1. HMK'nın 166 ncı maddesine göre, ayrı ayrı açılmış davaların aralarında bağlantı bulunmaları koşulu ile birleştirilerek bakılabilmeleri mümkündür.

2. Ancak birleştirme kararı, taraflar arasındaki uyuşmazlığı esastan çözümleyen bir karar değildir. Bu karar, sadece birleştirilen davaların tahkikat safhalarının müşterek cereyan etmesi sonucunu doğurmaktadır. Diğer bir anlatımla, asıl ve birleşen davalar birbirinden bağımsız, müstakil davalardır. Bu nedenle, asıl ve birleşen davaların ayrı ayrı karara bağlanması, yargılama giderleri ile vekalet ücretlerinin de ayrı ayrı tayin edilmesi gerekmektedir.

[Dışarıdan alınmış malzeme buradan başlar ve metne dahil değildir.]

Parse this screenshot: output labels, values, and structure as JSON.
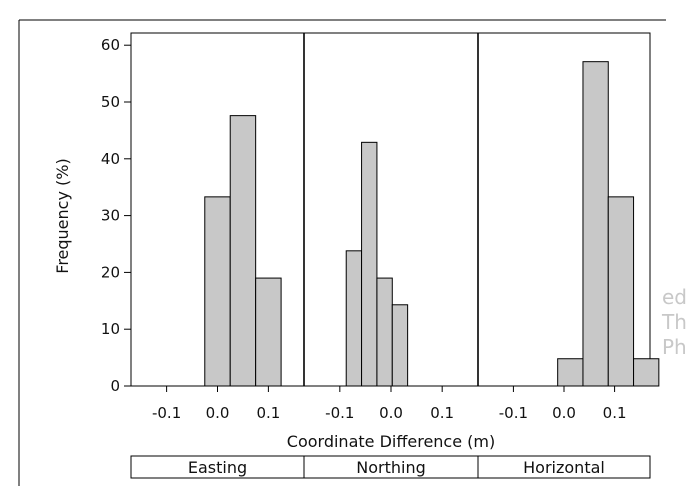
{
  "chart_data": {
    "type": "bar",
    "ylabel": "Frequency (%)",
    "xlabel": "Coordinate Difference (m)",
    "ylim": [
      0,
      62
    ],
    "yticks": [
      "0",
      "10",
      "20",
      "30",
      "40",
      "50",
      "60"
    ],
    "xticks": [
      "-0.1",
      "0.0",
      "0.1"
    ],
    "bar_color": "#c8c8c8",
    "panels": [
      {
        "name": "Easting",
        "bins": [
          {
            "x0": -0.025,
            "x1": 0.025,
            "value": 33.3
          },
          {
            "x0": 0.025,
            "x1": 0.075,
            "value": 47.6
          },
          {
            "x0": 0.075,
            "x1": 0.125,
            "value": 19.0
          }
        ]
      },
      {
        "name": "Northing",
        "bins": [
          {
            "x0": -0.0875,
            "x1": -0.0575,
            "value": 23.8
          },
          {
            "x0": -0.0575,
            "x1": -0.0275,
            "value": 42.9
          },
          {
            "x0": -0.0275,
            "x1": 0.0025,
            "value": 19.0
          },
          {
            "x0": 0.0025,
            "x1": 0.0325,
            "value": 14.3
          }
        ]
      },
      {
        "name": "Horizontal",
        "bins": [
          {
            "x0": -0.0125,
            "x1": 0.0375,
            "value": 4.8
          },
          {
            "x0": 0.0375,
            "x1": 0.0875,
            "value": 57.1
          },
          {
            "x0": 0.0875,
            "x1": 0.1375,
            "value": 33.3
          },
          {
            "x0": 0.1375,
            "x1": 0.1875,
            "value": 4.8
          }
        ]
      }
    ]
  },
  "side_text": [
    "ed",
    "Th",
    "Ph"
  ]
}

3. HMK'nın 297 ve devamı maddeleri gereğince; bir davada istek sonuçlarından her biri hakkında verilen hükümle taraflara yüklenilen borç ve tanınan hakların, mümkünse sıra numarası altında birer birer, açık, şüphe ve tereddüt uyandırmayacak şekilde gösterilmesi gerekli olup, davaların birleştirilmesi durumunda da asıl ve birleşen davaların birbirinden bağımsız, davalar olması nedeniyle, hüküm kısmında her bir dava hakkında o davaya ilişkin vekalet ücretleri ve mahkeme masraflarıyla birlikte ayrı ayrı hüküm kurulması zorunludur.

4.Somut olayda, mahkemece; asıl ve birleşen dava yönünden HMK'nın 297 ve devamı maddelerinde belirtildiği şekilde hüküm kurulmamış olması, usul ve kanuna aykırı olup bozmayı gerektirmiştir.

İlk derece mahkemesi kararının, yukarıda açıklanan nedenlerle bozulmasına karar verilmiş olduğundan, HMK'nın 373 üncü maddesinin birinci fıkrası uyarınca, ... bu karara karşı yapılan istinaf başvurusunun esastan reddine ilişkin Bölge Adliye Mahkemesi kararının da kaldırılmasına karar verilmiştir.

VI. KARAR

Açıklanan sebeple;

1. Temyiz olunan İlk Derece Mahkemesi kararına karşı istinaf başvurusunun esastan reddine ilişkin Bölge Adliye Mahkemesi kararının ORTADAN KALDIRILMASINA,

2. İlk Derece Mahkemesi kararının davacı yararına BOZULMASINA,

3. Bozma nedenine göre davalının temyiz itirazlarının bu aşamada incelenmesine yer olmadığına,

17.100,00'er TL Yargıtay duruşması vekalet ücretinin karşılıklı birbirlerinden alınıp verilmesine,

Peşin alınan temyiz harcının istek halinde davalıya iadesine,

Dosyanın İlk Derece Mahkemesine, kararın bir örneğinin Bölge Adliye Mahkemesine gönderilmesine,

10.10.2023 tarihinde oy birliğiyle karar verildi.